We need to train the next generation how to create the Internet of things. But the process of passing information from human to human is still a work in progress.
You have to marvel at the efficient way machines do business with each other. They don’t mess about. If I walk into my local shopping centre, Camera A takes my picture and passes the information onto Computer B in the time it takes me to get through the entrance. As I negotiate my way through the charity huggers and the leaflet passers, Computer B has already processed my image data. By the time I’m passing WH Smiths, B has already estimated what sort of person I am, given the visual dimensions captured by the Camera A. In a fraction of the time I dither in Smiths, B has consulted Database Silo C and worked out what sort of product would appeal to someone of my estimated age, sex and weight. In the work of a millisecond, the machine decides the exact type of product advert that would appeal to a person like me. Without resting on its laurels, it then sends a request to Video Server D, which in turn starts streaming video at Giant Plasma Screen E.
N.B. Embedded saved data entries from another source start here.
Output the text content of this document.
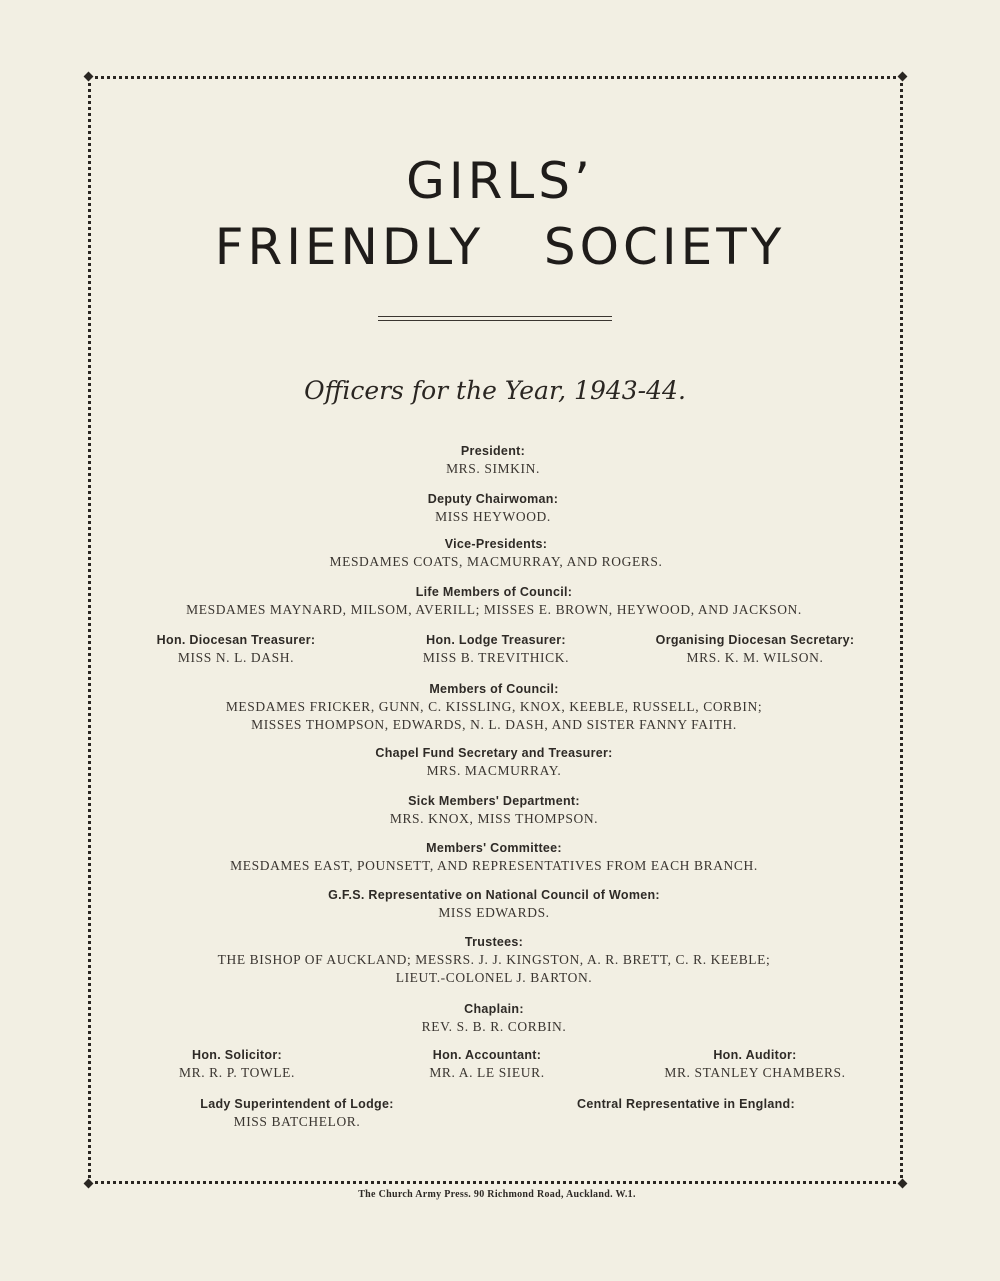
GIRLS’
FRIENDLY   SOCIETY
Officers for the Year, 1943-44.
President:
MRS. SIMKIN.
Deputy Chairwoman:
MISS HEYWOOD.
Vice-Presidents:
MESDAMES COATS, MACMURRAY, AND ROGERS.
Life Members of Council:
MESDAMES MAYNARD, MILSOM, AVERILL; MISSES E. BROWN, HEYWOOD, AND JACKSON.
Hon. Diocesan Treasurer:
MISS N. L. DASH.
Hon. Lodge Treasurer:
MISS B. TREVITHICK.
Organising Diocesan Secretary:
MRS. K. M. WILSON.
Members of Council:
MESDAMES FRICKER, GUNN, C. KISSLING, KNOX, KEEBLE, RUSSELL, CORBIN;
MISSES THOMPSON, EDWARDS, N. L. DASH, AND SISTER FANNY FAITH.
Chapel Fund Secretary and Treasurer:
MRS. MACMURRAY.
Sick Members' Department:
MRS. KNOX, MISS THOMPSON.
Members' Committee:
MESDAMES EAST, POUNSETT, AND REPRESENTATIVES FROM EACH BRANCH.
G.F.S. Representative on National Council of Women:
MISS EDWARDS.
Trustees:
THE BISHOP OF AUCKLAND; MESSRS. J. J. KINGSTON, A. R. BRETT, C. R. KEEBLE;
LIEUT.-COLONEL J. BARTON.
Chaplain:
REV. S. B. R. CORBIN.
Hon. Solicitor:
MR. R. P. TOWLE.
Hon. Accountant:
MR. A. LE SIEUR.
Hon. Auditor:
MR. STANLEY CHAMBERS.
Lady Superintendent of Lodge:
MISS BATCHELOR.
Central Representative in England:
The Church Army Press. 90 Richmond Road, Auckland. W.1.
Which explains why, in a regular event that always baffled me, an advert for Greggs Pies always seems to play whenever I walked past that particular screen.
No wonder the machines are taking over. If only we humans could communicate and conspire as efficiently. But we can’t, partly because we are so complicated. Whereas, thanks to their limited range of options and their speed at reviewing them, machines make decisions and advance far quicker than us. How can we be more like machines?
I ask this because we face a challenge of our own. The M2M sector could be a $945 billion dollar industry by 2020, according to the Economist Intelligence Unit. But that advance could be hamstrung by a lack of skills to make it happen. According to Bloomberg, there are 750,000 ‘digital’ jobs going begging in London alone.
So we need to train more people in the necessary skills of development and systems integration. But, given my experiences of IT training, humans aren’t great at passing knowledge on to each other. Which is odd because, despite the infinite varieties of human configuration, we should still be able to find some common ground on which to communicate with each other. Instead, many trainers use the default mode of sticking to a script or, worse, reading out of a manual.
What do we do about this human complexity thing? Should we dumb down to be more like machines? That’s a lifestyle choice that many human beings are voluntarily making in the connected world. But I’m not sure about this. We’ve taken millions of years to evolve our intelligence – why chuck the baby out with the bathwater? Besides, machines are getting cleverer and more complex by the day – while we go the other way – but they still seem to keep the essential discipline needed to synchronise.
Having been on many comms and IT courses, I would hope that the training for machine to machine communications would be more sophisticated and humane. As a youth, I was never inspired by the idea of programming. The thought of coding won’t inspire many students into this industry either. But commanding, I would argue, might. That’s what coding is, surely, learning how to command armies of machines and make them do as you wish.
Thankfully, there’s evidence that the Generation M2M is going to be much better prepared by trainers with more imagination. Companies likes Sphero in the US and the recently launched SAM Labs, have created toys and development kits that make learning M2M skills enjoyable, because they involve making machines do mad things. A SAM kit, for example, is made up of Sensor Actor Modules which communicate with each other and can be programmed to mount an attack on a burglar. The genius of the inventors of these systems (Ian Bernstein at Sphero and Joachim Horn at SAM Labs) is that they have found the right level on which to communicate with their audience. Between them they have advanced the cause of human learning massively. It’s taken a long time to get this far.
But a machine would have learnt a lot quicker, I fear.